Este Dios se ha acercado tanto a nuestro mundo, que su Hijo llegó incluso a compartir en todo nuestra condición humana. ¿Cómo no han de amar los cristianos esta tierra? ¿Cómo no han de respetar el cuerpo? ¿Cómo no se han de preocupar del destino del mundo? Su Maestro mismo hizo la experiencia de nacer y crecer, tuvo hambre y comió, tuvo sed y bebió, conoció la soledad del desierto y la presión de las multitudes que corrían hacia él, reveló a los suyos que eran la sal de la tierra y la luz del mundo, les enseñó la verdadera justicia y el amor a los enemigos, les ordenó que rezaran para que se cumpliera aquí abajo la voluntad del Padre, perdonó a los pecadores. Liberó a los poseídos y curó a los enfermos, multiplicó los panes, experimentó la alegría y la tristeza, lloró por su amigo Lázaro... Pero, sumergido como estaba en las profundidades de nuestra humanidad, nunca fue cómplice de la mentira y del odio, resistió a las tentaciones del poder, de la vanidad y del orgullo, llamó bienaventurados a los pobres, a las afligidos y a los perseguidos por la justicia; declaró a P¡lato que su reino no era de este mundo, y antes que responder a la violencia con la violencia, se dejó conducir al suplicio de la cruz.

Vino a traer el fuego a la tierra, el fuego de un amor que llegó hasta el extremo y que debe consumir a sus discípulos a lo largo de toda la historia. Muchos creyeron que su muerte marcaría su fracaso definitivo, pero él había anunciado anticipadamente que la verdadera vida consistía en donarse completamente. Lavó los pies de sus discípulos; afirmó que el pan era su cuerpo y el vino su sangre, y pidió que se hiciera eso en conmemoración suya; explicó que nadie le quitaba la vida, sino que él mismo la entregaba. Murió, pero ofreció su muerte precisamente por aquellos que se opusieron a él..., por nosotros y por la multitud. Su muerte fue la expresión última de su vida, plenamente entregada, enteramente consagrada, y este don mismo es el que le dio la victoria sobre la muerte. Así la vida le fue devuelta después del Calvario. Nosotros creemos que vive y que está con nosotros para siempre; creemos que nuestra muerte nos abrirá a la vida que no tiene fin; vivimos ya de esta vida si nos dejamos abrasar por el fuego que ha comenzado a propagarse en la tierra.
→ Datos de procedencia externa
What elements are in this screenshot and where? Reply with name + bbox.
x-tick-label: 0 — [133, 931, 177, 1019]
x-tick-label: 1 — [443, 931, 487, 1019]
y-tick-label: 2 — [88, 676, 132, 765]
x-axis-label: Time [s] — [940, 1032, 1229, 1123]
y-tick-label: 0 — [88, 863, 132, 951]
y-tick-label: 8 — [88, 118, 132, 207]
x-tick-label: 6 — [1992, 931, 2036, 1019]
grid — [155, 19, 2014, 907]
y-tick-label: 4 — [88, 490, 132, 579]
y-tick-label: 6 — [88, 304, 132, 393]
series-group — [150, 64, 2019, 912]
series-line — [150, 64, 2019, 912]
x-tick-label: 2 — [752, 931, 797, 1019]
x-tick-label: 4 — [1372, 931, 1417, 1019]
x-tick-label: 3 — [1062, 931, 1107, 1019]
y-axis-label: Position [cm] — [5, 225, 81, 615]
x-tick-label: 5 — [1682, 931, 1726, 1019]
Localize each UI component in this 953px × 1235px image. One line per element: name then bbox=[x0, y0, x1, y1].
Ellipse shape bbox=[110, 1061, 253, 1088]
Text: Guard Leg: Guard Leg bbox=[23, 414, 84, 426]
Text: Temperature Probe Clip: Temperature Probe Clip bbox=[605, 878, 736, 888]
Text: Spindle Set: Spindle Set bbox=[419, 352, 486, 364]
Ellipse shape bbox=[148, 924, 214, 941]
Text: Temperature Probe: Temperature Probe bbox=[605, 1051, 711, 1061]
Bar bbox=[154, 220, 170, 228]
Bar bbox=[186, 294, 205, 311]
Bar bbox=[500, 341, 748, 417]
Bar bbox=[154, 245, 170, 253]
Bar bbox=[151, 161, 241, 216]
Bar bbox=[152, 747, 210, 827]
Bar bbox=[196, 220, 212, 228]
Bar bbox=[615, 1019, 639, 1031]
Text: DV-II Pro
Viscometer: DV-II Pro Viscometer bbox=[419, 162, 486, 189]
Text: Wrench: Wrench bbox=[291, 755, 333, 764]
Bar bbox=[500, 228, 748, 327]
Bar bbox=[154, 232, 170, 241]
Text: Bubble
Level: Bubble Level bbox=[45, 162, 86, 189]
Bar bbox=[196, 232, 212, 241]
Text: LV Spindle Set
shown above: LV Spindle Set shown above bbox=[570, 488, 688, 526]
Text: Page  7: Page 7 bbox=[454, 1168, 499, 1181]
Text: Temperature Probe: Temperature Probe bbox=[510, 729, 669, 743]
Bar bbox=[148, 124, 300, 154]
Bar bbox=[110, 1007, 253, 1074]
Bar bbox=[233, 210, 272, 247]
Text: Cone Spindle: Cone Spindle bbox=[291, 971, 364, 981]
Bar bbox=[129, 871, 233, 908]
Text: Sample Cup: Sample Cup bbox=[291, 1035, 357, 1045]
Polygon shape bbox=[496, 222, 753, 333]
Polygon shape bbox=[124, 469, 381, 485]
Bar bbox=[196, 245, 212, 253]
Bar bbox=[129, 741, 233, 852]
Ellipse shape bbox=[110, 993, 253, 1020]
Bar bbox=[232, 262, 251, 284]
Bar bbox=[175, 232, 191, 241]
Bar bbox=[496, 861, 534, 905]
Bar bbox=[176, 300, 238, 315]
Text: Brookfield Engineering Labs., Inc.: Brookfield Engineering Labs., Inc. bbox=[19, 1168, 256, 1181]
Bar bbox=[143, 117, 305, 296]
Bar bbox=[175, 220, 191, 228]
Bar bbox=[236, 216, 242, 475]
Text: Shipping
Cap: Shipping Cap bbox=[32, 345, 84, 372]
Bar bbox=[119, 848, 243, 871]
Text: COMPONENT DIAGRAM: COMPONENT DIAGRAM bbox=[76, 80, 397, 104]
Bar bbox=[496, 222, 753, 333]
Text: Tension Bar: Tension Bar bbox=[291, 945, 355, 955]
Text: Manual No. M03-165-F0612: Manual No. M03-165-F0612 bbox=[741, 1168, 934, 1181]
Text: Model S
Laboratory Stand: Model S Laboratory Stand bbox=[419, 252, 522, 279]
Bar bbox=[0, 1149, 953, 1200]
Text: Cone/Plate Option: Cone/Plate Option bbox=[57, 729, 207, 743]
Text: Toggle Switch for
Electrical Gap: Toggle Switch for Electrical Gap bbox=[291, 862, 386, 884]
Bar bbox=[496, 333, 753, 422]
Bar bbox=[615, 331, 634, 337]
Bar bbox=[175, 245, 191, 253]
El mundo continúa, con sus grandezas y con su corte de dramas y violencias, pero no es el mismo desde que Jesucristo vino a habitar entre nosotros. Vientos impetuosos agitan siempre la historia, pero el Espíritu suscita también hoy amigos de Dios y testigos de su Reino. Ojalá que nuestra Iglesia sea el signo vivo. Ojalá que tú seas de esos discípulos que dan sabor a la tierra y que iluminan el mundo. Ojalá que tú seas de esos vigilantes que escuchan la voz del Esposo y le abren la puerta.

Tendría otras muchas cosas que decirte, pero las descubrirás más tarde. No intentes saberlo todo desde ahora y, sobre todo, no te inquietes por lo que será tu vida; ya conoces bastante para el día de tu bautismo. Ese día parecerá un día como los demás, pero no será así. Ese día brotará de la tierra un canto nuevo porque habrás respondido a la llamada de tu Señor. Será una gran fiesta tanto para ti como para todos los que te rodearán. Y te lo digo: será una gran fiesta para Dios mismo.